Il personaggio di Fassbender è un lavoratore a contratto, una versione deluxe di un rider o di un autista di Uber. Non ha nome (nel film non viene mai menzionato) ma allo stesso tempo ne ha tantissimi, cambia identità praticamente ogni giorno per motivi, ancora una volta, lavorativi ed è completamente spersonalizzato. È consapevole che il mondo si divide in due categorie (“the few”, i pochi, “the many”, i molti) e che i pochi hanno sempre sfruttato i molti. Il credo che ripete ossessivamente, tentativo disperato di convincere innanzitutto se stesso e di rimanere concentrato sui propri obiettivi, se letto da chi non ha visto il film potrebbe tranquillamente venire scambiato per il decalogo di Jeff Bezos o Elon Musk.

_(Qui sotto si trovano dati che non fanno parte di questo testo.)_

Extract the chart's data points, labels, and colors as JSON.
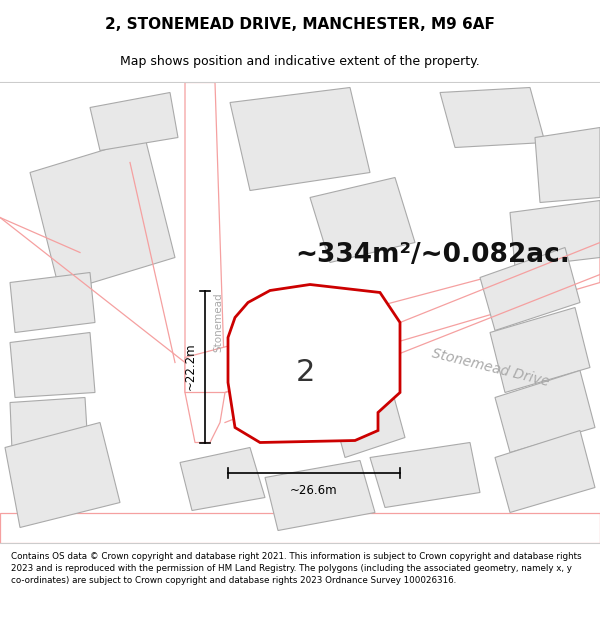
{
  "title_line1": "2, STONEMEAD DRIVE, MANCHESTER, M9 6AF",
  "title_line2": "Map shows position and indicative extent of the property.",
  "area_text": "~334m²/~0.082ac.",
  "label_number": "2",
  "dim_width": "~26.6m",
  "dim_height": "~22.2m",
  "footer_text": "Contains OS data © Crown copyright and database right 2021. This information is subject to Crown copyright and database rights 2023 and is reproduced with the permission of HM Land Registry. The polygons (including the associated geometry, namely x, y co-ordinates) are subject to Crown copyright and database rights 2023 Ordnance Survey 100026316.",
  "road_label": "Stonemead Drive",
  "street_label_vert": "Stonemead",
  "bg_color": "#ffffff",
  "map_bg": "#ffffff",
  "building_fill": "#e8e8e8",
  "building_edge": "#aaaaaa",
  "road_fill": "#ffffff",
  "road_edge": "#f5a0a0",
  "property_fill": "#ffffff",
  "property_edge": "#cc0000",
  "dim_color": "#000000",
  "road_label_color": "#aaaaaa",
  "area_fontsize": 20,
  "num_fontsize": 22,
  "title_fontsize": 11,
  "subtitle_fontsize": 9
}
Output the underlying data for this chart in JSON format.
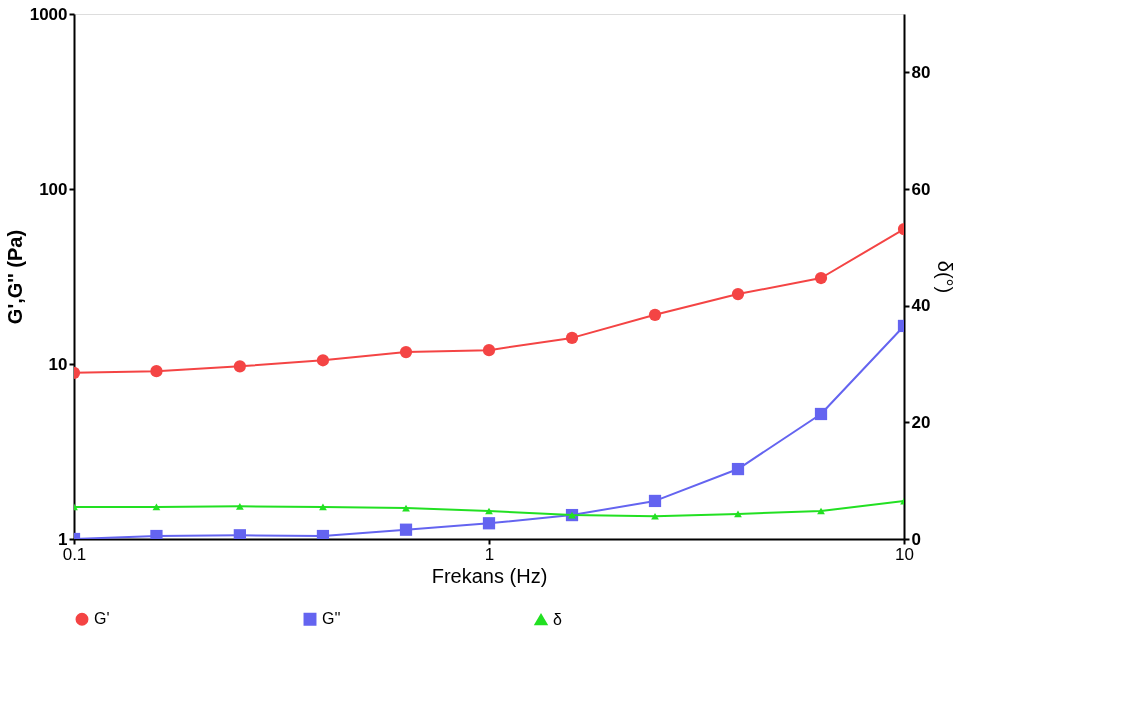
{
  "chart_data": {
    "type": "line",
    "xlabel": "Frekans (Hz)",
    "ylabel": "G',G'' (Pa)",
    "y2label": "δ(°)",
    "log": "xy",
    "x": [
      0.1,
      0.158,
      0.251,
      0.398,
      0.631,
      1,
      1.585,
      2.512,
      3.981,
      6.31,
      10
    ],
    "xlim": [
      0.1,
      10
    ],
    "xticks": [
      0.1,
      1,
      10
    ],
    "ylim": [
      1,
      1000
    ],
    "yticks": [
      1,
      10,
      100,
      1000
    ],
    "y2lim": [
      0,
      90
    ],
    "y2ticks": [
      0,
      20,
      40,
      60,
      80
    ],
    "grid": false,
    "legend": "bottom",
    "series": [
      {
        "name": "G'",
        "color": "#f44444",
        "marker": "circle",
        "values": [
          8.9,
          9.1,
          9.7,
          10.5,
          11.7,
          12.0,
          14.1,
          19.1,
          25.1,
          31.0,
          59
        ]
      },
      {
        "name": "G''",
        "color": "#6464f0",
        "marker": "square",
        "values": [
          1.0,
          1.04,
          1.05,
          1.04,
          1.13,
          1.23,
          1.37,
          1.65,
          2.51,
          5.18,
          16.5
        ]
      },
      {
        "name": "δ",
        "color": "#22e022",
        "marker": "triangle",
        "axis": "y2",
        "values": [
          5.5,
          5.5,
          5.6,
          5.5,
          5.3,
          4.8,
          4.1,
          3.9,
          4.3,
          4.8,
          6.5
        ]
      }
    ]
  }
}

L’imprevisto di Parigi e la conseguente violenza subita dalla sua compagna lo costringono però a guardarsi indietro: chissà che Heaven knows I’m miserable now degli Smiths (presente in colonna sonora) non gli avesse messo la pulce nell’orecchio già da prima… fatto sta che, al termine di una battaglia che non era pagato per combattere, sulla cima di un grattacielo iper-moderno, davanti al responsabile della ritorsione subita, il personaggio di Fassbender decide di appendere la pistola al chiodo: di non uccidere, lui che per lavoro veniva pagato per farlo: di scioperare. Shoplifters of the world // Unite and take over, cantano gli Smiths: e così, il sicario temibile che professava di voler essere “one of the few” si ritrova a bordo piscina, immerso in una calma apparente, a dichiarare felicemente di essere finalmente diventato “one of the many”, e quasi (quasi, per carità) sbatte le ciglia per la prima volta. Volendo usare una formula che fa tanto secolo scorso, potremmo dire che ha sviluppato una qualche forma di “coscienza di classe”; in questo senso dunque, volendo semplificare, potremmo quasi descrivere il finale di The Killer come “positivo”…ma ne siamo proprio sicuri?
Nella scia di morte che si è lasciato alle spalle, il nostro non ha mostrato pietà per nessuno: il perfido avvocato che gestiva il giro degli omicidi, certo, e il bruto che ha fatto cose indicibili alla sua ragazza, ma nemmeno la sicaria più “professionale” interpretata da Tilda Swinton, la segretaria inerme del suddetto avvocato e, soprattutto, l’incolpevole tassista dominicano che, ignaro di tutto, aveva scarrozzato i due killer fino alla magione del protagonista. Guarda caso, a venire risparmiato infine è proprio l’individuo più ricco e potente della catena, il “cliente”, il tycoon americano che ha commissionato il primo omicidio, e che però sembra non avere idea del perché un assassino si presenti una sera a casa sua minacciandolo con una pistola (ed interrompendolo, si noti, nel bel mezzo di una telefonata di lavoro). Nel frattempo, il televisore alle sue spalle trasmette, silenziato, dei grafici raffiguranti gli andamenti della borsa. Siamo proprio sicuri che convenga essere one of the many?